The names typed on the photocopy by and large confirmed the names as they appeared on the back of the photograph I received this week. However the names of the first four men at the back from the left are given as J. Dunne, M. Ryan, R. Ryan and M. Birney. The man second from the right at the back is named as P. Coogan.
The photograph is definitely not of the senior team which won the County Final in 1937. Was it then the junior team which won the 1934 league final that same year? I had doubts as to whether the photograph is of a 1937 team. A newspaper report following Athy’s success in the senior championship final in 1942 referred to “youths played a big part in Sunday’s triumph. Seven members of the Athy team are under 22 years and one under 18 --- such youngsters as D. Shaughnessy, T. Fox and L. Murray are notable newcomers to this year’s team”. Why Lar Murray was described as a youngster in 1942 I do not understand as he was a member of the successful senior team of 1937. Can anyone help me determine when the team photograph was taken and at what level the team played.
In the very front of the photograph is pictured the team trainer “Skurt” Doyle. The origin of his nickname is unknown to me but Jack Doyle was a unique character. Born in 1883 he joined the Dublin Fusiliers and served in India and Egypt. He played rugby for his regiment and also ran in marathons with some success. Jack was captured with many of his army comrades following the battle of Mons and was imprisoned in Limburg for the duration of the war. He was one of the first Athy players to be selected for the County Kildare senior team. He was the County senior goalkeeper between May 1921 and April 1922.

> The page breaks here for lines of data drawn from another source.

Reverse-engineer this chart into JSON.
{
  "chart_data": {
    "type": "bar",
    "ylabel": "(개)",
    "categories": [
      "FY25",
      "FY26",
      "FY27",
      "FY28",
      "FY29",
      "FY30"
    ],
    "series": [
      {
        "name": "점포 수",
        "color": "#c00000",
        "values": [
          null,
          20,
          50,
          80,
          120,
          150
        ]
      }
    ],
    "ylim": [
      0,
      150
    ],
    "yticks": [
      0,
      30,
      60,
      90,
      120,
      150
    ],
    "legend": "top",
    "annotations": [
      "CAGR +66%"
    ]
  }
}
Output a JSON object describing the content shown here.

Looking through the team records for the 1930’s I find Jim Cunningham who played centre half back for Athy and who won senior championship medals with the club in 1933 and 1934. He was not a member of the successful 1937 senior team. Was he I wonder the player referred to in the photograph as “the Great Tarman Cunningham”. On the left of the middle row is pictured a player described as “old man” Mulhall whom I believe may have been Martin Mulhall who featured on Athy’s intermediate team of 1931.

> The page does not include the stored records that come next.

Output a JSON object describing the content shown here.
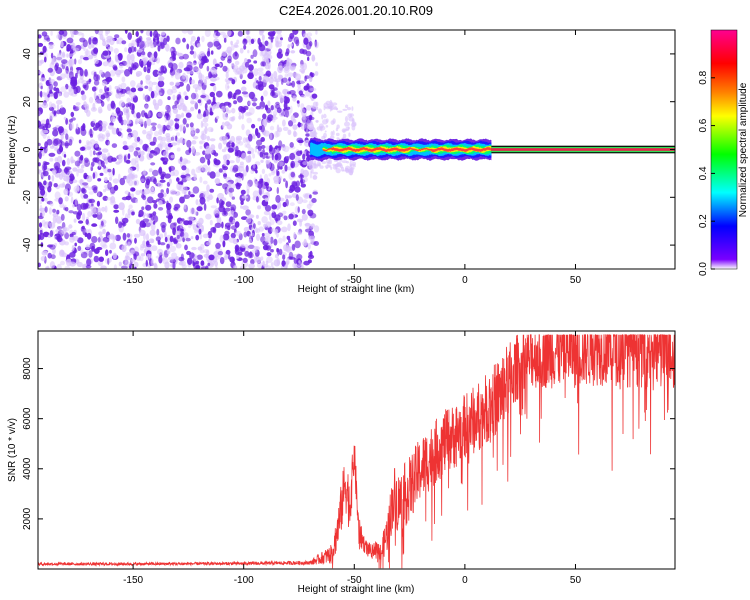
{
  "figure": {
    "title": "C2E4.2026.001.20.10.R09",
    "colors": {
      "snr_line": "#ee3333",
      "scatter_dense": "#6a1fe0",
      "scatter_light": "#d9c2fb",
      "center_line": "#e8224a"
    },
    "colorbar": {
      "label": "Normalized spectral amplitude",
      "ticks": [
        "0.0",
        "0.2",
        "0.4",
        "0.6",
        "0.8"
      ],
      "tick_values": [
        0.0,
        0.2,
        0.4,
        0.6,
        0.8
      ],
      "range": [
        0,
        1
      ],
      "colormap": [
        "#ffffff",
        "#7a00ff",
        "#0000ff",
        "#00ffff",
        "#00ff00",
        "#ffff00",
        "#ff8000",
        "#ff0000",
        "#ff0090"
      ]
    }
  },
  "chart_data": [
    {
      "type": "heatmap",
      "name": "spectrogram",
      "xlabel": "Height of straight line (km)",
      "ylabel": "Frequency (Hz)",
      "xlim": [
        -193,
        95
      ],
      "ylim": [
        -50,
        50
      ],
      "xticks": [
        -150,
        -100,
        -50,
        0,
        50
      ],
      "xtick_labels": [
        "-150",
        "-100",
        "-50",
        "0",
        "50"
      ],
      "yticks": [
        -40,
        -20,
        0,
        20,
        40
      ],
      "ytick_labels": [
        "-40",
        "-20",
        "0",
        "20",
        "40"
      ],
      "regions": [
        {
          "x_range": [
            -193,
            -70
          ],
          "y_range": [
            -50,
            50
          ],
          "amplitude": 0.05,
          "pattern": "noise"
        },
        {
          "x_range": [
            -73,
            -65
          ],
          "y_range": [
            -6,
            6
          ],
          "amplitude": 0.3,
          "pattern": "burst"
        },
        {
          "x_range": [
            -65,
            12
          ],
          "y_range": [
            -4,
            4
          ],
          "amplitude": 0.85,
          "pattern": "narrow-band"
        },
        {
          "x_range": [
            12,
            95
          ],
          "y_range": [
            -1,
            1
          ],
          "amplitude": 0.9,
          "pattern": "line"
        }
      ]
    },
    {
      "type": "line",
      "name": "snr",
      "xlabel": "Height of straight line (km)",
      "ylabel": "SNR (10 * v/v)",
      "xlim": [
        -193,
        95
      ],
      "ylim": [
        0,
        9500
      ],
      "xticks": [
        -150,
        -100,
        -50,
        0,
        50
      ],
      "xtick_labels": [
        "-150",
        "-100",
        "-50",
        "0",
        "50"
      ],
      "yticks": [
        2000,
        4000,
        6000,
        8000
      ],
      "ytick_labels": [
        "2000",
        "4000",
        "6000",
        "8000"
      ],
      "series": [
        {
          "x": [
            -193,
            -150,
            -100,
            -70,
            -60,
            -57,
            -54,
            -52,
            -50,
            -48,
            -45,
            -42,
            -40,
            -38,
            -35,
            -32,
            -30,
            -25,
            -20,
            -15,
            -10,
            -5,
            0,
            5,
            10,
            15,
            20,
            25,
            30,
            35,
            40,
            50,
            60,
            70,
            80,
            95
          ],
          "y": [
            200,
            200,
            220,
            250,
            600,
            1800,
            3500,
            2500,
            4600,
            1500,
            900,
            700,
            900,
            600,
            1500,
            3000,
            2600,
            3200,
            4000,
            4500,
            5000,
            5300,
            5700,
            6000,
            6400,
            6900,
            7600,
            8200,
            8500,
            8600,
            8700,
            8800,
            8900,
            9000,
            9000,
            9000
          ],
          "noise_amplitude": [
            60,
            60,
            60,
            80,
            400,
            900,
            1200,
            1100,
            800,
            600,
            300,
            250,
            300,
            400,
            800,
            1200,
            1300,
            1300,
            1300,
            1300,
            1300,
            1300,
            1300,
            1400,
            1400,
            1500,
            1500,
            1300,
            1300,
            1400,
            1500,
            1600,
            1600,
            1700,
            1800,
            1900
          ]
        }
      ]
    }
  ]
}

While going through the notes of an interview I had with the late Ned Cranny many years ago I noticed for the first time that one of the players on the Athy teams of 1922 and 1923 was Paddy Hayden. Was he I wonder Paddy Hayden of Offaly Street who was imprisoned during the War of Independence. That war and the subsequent Civil War had a detrimental effect on the town’s Gaelic Football Club which in its early years was known as the Geraldine’s. It was a junior club then and won its first junior championship in 1907 but went into decline soon after losing the 1913 junior final. Enlistments during the 1914 – 18 war caused the club to lose many members. The local Christian Brothers started a new club for minor footballs which was called the Young Emmets and it was during that club’s existence that a playing field was secured from the South Kildare Agricultural Society.
The football players of the distant past are understandably unremembered today but it would be a great pity if we did not try to revive their names, their images and details of their playing careers as members of Athy Gaelic Football Club.